Sano manages to push up profits in competitive diaper market
The harsh competition in the market of cleaning supplies has not prevented the veteran company Sano, which manufactures cleaning supplies, detergents, and toilet paper, to sustain growth in revenue and profits during the whole of last year. The company's annual report for 2001, which was released yesterday, shows 7 percent growth in 2001 and an 8 percent growth in profits over the previous year.
Sano's net profits reached NIS 43.8 million in 2001, as sales reached NIS 476 million, compared with a profit of NIS 40.5 million and sales totaling NIS 443 million in 2000.
Sano CEO Alex Landberg said that the company had not lowered its prices despite aggressive competition. "We didn't lower prices, but some of our products were not sold to the extent that we had expected," he said.

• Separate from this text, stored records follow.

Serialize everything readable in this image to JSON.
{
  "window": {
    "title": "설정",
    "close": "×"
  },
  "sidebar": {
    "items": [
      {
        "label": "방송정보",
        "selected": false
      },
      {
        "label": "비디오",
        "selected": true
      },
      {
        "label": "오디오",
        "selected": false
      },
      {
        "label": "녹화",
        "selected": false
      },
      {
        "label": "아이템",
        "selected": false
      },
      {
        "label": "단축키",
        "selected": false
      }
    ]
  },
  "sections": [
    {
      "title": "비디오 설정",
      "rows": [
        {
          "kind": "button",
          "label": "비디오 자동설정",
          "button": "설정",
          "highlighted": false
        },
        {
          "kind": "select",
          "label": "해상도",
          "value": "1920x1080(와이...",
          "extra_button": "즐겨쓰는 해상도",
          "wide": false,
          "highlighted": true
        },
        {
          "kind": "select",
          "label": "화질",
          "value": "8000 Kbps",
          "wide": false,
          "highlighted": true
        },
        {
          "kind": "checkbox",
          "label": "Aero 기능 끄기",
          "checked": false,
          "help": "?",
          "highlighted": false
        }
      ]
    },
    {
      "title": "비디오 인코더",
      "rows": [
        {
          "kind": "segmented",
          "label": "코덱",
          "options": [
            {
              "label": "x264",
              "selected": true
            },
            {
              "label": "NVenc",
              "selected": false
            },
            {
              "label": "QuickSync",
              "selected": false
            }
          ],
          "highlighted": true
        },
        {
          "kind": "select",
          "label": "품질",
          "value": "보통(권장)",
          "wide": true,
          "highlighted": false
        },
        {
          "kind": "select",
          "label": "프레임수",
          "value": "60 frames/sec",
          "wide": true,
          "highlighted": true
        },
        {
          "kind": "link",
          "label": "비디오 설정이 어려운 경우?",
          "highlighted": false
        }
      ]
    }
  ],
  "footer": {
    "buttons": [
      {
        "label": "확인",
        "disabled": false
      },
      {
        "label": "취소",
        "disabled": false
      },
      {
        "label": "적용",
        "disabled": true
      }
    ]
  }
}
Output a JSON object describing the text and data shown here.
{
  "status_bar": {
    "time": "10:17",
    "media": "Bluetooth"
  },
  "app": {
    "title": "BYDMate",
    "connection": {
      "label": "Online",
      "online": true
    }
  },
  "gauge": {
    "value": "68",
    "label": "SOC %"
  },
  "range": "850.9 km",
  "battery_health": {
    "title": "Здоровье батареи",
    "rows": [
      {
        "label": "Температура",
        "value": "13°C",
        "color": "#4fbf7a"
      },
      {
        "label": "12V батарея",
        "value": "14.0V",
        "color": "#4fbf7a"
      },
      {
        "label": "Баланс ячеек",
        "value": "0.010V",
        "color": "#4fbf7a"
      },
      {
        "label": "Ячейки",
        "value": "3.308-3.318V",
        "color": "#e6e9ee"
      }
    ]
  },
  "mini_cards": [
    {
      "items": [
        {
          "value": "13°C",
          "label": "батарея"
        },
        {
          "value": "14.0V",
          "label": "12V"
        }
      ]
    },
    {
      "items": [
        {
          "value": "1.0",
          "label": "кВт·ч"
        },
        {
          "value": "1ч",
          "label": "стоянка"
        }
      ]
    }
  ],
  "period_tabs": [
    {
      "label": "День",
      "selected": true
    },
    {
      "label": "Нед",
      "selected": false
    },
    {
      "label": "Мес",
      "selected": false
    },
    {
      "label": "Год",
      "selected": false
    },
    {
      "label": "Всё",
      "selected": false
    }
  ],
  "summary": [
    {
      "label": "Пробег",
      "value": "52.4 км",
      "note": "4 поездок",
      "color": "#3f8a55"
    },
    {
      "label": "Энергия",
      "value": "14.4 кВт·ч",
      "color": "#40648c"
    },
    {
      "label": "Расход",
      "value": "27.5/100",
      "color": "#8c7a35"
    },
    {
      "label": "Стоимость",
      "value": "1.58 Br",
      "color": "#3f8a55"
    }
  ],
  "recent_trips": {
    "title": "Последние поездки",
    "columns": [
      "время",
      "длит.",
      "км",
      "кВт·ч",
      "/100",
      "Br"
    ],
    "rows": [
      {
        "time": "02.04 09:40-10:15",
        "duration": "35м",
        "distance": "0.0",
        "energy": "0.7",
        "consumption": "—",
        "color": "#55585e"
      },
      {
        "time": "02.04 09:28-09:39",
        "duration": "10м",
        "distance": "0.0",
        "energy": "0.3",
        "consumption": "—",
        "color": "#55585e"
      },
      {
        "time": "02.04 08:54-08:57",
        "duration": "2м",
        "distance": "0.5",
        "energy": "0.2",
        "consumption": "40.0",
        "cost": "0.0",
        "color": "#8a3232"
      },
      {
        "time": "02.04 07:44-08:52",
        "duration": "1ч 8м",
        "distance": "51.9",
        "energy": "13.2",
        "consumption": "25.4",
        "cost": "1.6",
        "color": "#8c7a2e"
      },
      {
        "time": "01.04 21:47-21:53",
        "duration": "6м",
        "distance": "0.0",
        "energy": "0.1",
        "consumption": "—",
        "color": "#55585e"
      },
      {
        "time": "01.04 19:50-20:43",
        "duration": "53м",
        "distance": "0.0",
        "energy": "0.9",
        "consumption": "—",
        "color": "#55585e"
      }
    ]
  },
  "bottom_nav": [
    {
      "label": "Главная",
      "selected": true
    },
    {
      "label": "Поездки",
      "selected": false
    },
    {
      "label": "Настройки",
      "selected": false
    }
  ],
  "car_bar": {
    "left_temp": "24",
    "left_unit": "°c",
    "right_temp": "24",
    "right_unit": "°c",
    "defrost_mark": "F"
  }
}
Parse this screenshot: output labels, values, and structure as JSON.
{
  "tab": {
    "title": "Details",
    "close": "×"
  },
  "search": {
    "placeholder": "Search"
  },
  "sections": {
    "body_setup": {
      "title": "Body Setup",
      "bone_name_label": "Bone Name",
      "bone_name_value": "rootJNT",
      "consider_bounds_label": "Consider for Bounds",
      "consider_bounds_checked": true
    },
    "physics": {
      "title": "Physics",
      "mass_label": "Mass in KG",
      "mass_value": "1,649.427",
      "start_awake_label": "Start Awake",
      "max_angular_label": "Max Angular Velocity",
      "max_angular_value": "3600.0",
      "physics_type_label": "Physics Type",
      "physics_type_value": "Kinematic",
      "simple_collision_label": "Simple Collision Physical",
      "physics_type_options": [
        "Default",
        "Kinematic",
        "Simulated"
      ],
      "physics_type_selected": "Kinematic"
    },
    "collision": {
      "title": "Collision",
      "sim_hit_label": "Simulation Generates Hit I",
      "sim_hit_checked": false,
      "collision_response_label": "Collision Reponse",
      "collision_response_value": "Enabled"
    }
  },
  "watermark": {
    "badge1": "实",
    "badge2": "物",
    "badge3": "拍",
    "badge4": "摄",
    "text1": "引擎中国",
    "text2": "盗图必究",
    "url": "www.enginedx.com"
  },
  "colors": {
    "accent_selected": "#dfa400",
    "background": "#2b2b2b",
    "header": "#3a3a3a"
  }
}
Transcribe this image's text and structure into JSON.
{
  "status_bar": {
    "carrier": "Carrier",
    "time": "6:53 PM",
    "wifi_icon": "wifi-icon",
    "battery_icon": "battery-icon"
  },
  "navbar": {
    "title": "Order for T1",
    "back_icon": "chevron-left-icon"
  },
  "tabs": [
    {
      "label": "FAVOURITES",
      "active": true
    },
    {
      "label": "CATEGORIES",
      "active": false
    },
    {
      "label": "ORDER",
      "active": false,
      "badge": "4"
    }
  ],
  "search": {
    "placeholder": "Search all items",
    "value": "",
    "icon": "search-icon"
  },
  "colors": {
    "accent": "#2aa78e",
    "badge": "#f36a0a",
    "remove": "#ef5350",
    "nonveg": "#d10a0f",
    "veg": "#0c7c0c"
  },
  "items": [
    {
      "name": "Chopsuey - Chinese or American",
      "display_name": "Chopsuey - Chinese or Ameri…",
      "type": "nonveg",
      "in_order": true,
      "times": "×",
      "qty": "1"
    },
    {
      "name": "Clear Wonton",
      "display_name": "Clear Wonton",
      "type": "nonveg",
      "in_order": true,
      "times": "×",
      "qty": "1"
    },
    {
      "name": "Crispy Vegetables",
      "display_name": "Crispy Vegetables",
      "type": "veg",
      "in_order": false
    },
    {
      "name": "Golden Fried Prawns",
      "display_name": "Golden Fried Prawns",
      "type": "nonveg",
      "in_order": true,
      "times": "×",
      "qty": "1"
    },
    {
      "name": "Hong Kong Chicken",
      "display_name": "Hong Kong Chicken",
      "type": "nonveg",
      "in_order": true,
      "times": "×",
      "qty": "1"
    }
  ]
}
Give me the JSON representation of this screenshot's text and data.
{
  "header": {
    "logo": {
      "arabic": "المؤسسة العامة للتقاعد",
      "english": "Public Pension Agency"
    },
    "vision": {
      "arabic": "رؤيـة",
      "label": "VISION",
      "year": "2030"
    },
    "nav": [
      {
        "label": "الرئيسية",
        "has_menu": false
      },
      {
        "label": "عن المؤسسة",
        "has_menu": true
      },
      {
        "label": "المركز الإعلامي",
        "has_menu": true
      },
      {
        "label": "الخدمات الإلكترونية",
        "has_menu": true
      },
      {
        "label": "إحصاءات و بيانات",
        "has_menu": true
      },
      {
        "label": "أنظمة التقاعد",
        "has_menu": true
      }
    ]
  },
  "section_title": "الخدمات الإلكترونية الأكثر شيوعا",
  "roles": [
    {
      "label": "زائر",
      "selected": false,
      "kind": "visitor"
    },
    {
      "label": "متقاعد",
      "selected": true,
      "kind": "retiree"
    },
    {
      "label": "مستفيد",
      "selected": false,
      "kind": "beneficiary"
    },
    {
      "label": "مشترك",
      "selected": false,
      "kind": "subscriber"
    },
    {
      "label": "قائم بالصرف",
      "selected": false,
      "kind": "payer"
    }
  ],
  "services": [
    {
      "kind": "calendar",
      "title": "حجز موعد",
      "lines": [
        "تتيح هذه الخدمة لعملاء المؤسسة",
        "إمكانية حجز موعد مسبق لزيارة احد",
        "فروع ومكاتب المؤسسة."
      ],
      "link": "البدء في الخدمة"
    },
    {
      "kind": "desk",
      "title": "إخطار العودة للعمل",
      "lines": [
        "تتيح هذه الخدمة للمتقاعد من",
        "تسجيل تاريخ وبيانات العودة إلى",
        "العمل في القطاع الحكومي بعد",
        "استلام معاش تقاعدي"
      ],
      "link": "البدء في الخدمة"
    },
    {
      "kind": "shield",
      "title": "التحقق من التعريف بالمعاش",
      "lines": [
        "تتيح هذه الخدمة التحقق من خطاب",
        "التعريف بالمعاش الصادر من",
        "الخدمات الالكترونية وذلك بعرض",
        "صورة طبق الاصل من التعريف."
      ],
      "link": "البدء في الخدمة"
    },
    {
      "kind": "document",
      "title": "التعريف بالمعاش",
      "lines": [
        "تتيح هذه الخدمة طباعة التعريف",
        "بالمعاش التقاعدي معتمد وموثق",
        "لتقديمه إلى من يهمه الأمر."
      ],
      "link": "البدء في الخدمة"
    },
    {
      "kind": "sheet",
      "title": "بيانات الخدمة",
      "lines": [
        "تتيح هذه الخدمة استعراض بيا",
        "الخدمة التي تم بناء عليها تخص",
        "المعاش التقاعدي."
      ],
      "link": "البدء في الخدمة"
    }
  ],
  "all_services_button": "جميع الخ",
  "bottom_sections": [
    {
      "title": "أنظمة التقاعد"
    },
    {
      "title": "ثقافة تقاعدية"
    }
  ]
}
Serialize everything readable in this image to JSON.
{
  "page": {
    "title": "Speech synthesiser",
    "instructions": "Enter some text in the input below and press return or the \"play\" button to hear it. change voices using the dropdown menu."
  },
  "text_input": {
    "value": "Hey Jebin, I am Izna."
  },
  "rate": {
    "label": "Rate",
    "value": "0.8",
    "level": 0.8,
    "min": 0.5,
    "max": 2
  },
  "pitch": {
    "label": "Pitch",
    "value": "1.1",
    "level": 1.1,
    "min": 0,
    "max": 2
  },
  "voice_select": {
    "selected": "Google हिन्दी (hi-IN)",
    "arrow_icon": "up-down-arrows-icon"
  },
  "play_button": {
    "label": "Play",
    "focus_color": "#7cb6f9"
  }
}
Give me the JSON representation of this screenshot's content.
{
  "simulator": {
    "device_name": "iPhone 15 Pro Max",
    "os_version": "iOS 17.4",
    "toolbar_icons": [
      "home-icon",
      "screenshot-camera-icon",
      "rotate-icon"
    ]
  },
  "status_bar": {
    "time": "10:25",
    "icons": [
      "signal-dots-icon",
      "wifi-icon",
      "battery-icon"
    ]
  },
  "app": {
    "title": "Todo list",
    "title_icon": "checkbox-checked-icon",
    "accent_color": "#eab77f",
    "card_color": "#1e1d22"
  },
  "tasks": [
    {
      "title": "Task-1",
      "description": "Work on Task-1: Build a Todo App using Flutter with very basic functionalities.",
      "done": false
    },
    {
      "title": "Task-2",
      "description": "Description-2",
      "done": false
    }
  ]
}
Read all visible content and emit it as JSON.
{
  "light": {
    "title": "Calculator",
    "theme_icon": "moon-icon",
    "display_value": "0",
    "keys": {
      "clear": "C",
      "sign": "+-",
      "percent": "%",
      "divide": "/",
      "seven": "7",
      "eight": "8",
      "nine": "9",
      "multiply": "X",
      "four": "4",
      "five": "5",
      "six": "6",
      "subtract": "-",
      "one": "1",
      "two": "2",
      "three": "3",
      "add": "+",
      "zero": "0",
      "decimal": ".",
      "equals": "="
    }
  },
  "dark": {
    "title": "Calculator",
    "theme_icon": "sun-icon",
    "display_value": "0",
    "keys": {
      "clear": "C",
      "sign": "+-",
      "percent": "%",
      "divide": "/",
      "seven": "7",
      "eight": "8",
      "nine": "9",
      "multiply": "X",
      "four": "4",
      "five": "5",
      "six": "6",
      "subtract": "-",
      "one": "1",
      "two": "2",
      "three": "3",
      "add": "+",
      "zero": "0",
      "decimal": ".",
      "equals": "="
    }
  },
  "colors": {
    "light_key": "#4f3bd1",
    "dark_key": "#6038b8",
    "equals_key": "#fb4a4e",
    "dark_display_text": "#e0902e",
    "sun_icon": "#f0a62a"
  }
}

Sano leads the market of cleaning supplies, providing Israeli consumers with 49 percent of their household products; but Sano's cleaning products constitute only a third of its sales. Sano also controls some 30 percent of the toilet paper and paper towel market. In 2001, Sano sold some 14,000 tons of paper.
One of the company's most grueling battles is over disposable diapers. Sano controls 9 percent of this market with its product Litufim, which accounts for some 5 percent of its sales. The company is finding it difficult to compete with Procter & Gamble, the American-based company that manufactures the top-selling Pampers. P&G offers its diapers in Israel at a lower price than in Turkey, where the diapers are manufactured. Hadera Paper (AIPM), which manufactures Huggies and Titulim, competes with P&G for control of the market, and Sano has not been able to carve itself a substantial niche between the two companies.
Sano is currently involved in a legal dispute with the paper manufacturer Shaniv, in which Sano has a 41.6 percent stake, over the price of the paper manufactured by Shaniv for Sano. Sano, who is Shaniv's biggest client, has reduced its purchases from Shaniv because of the dispute, indirectly causing itself damage.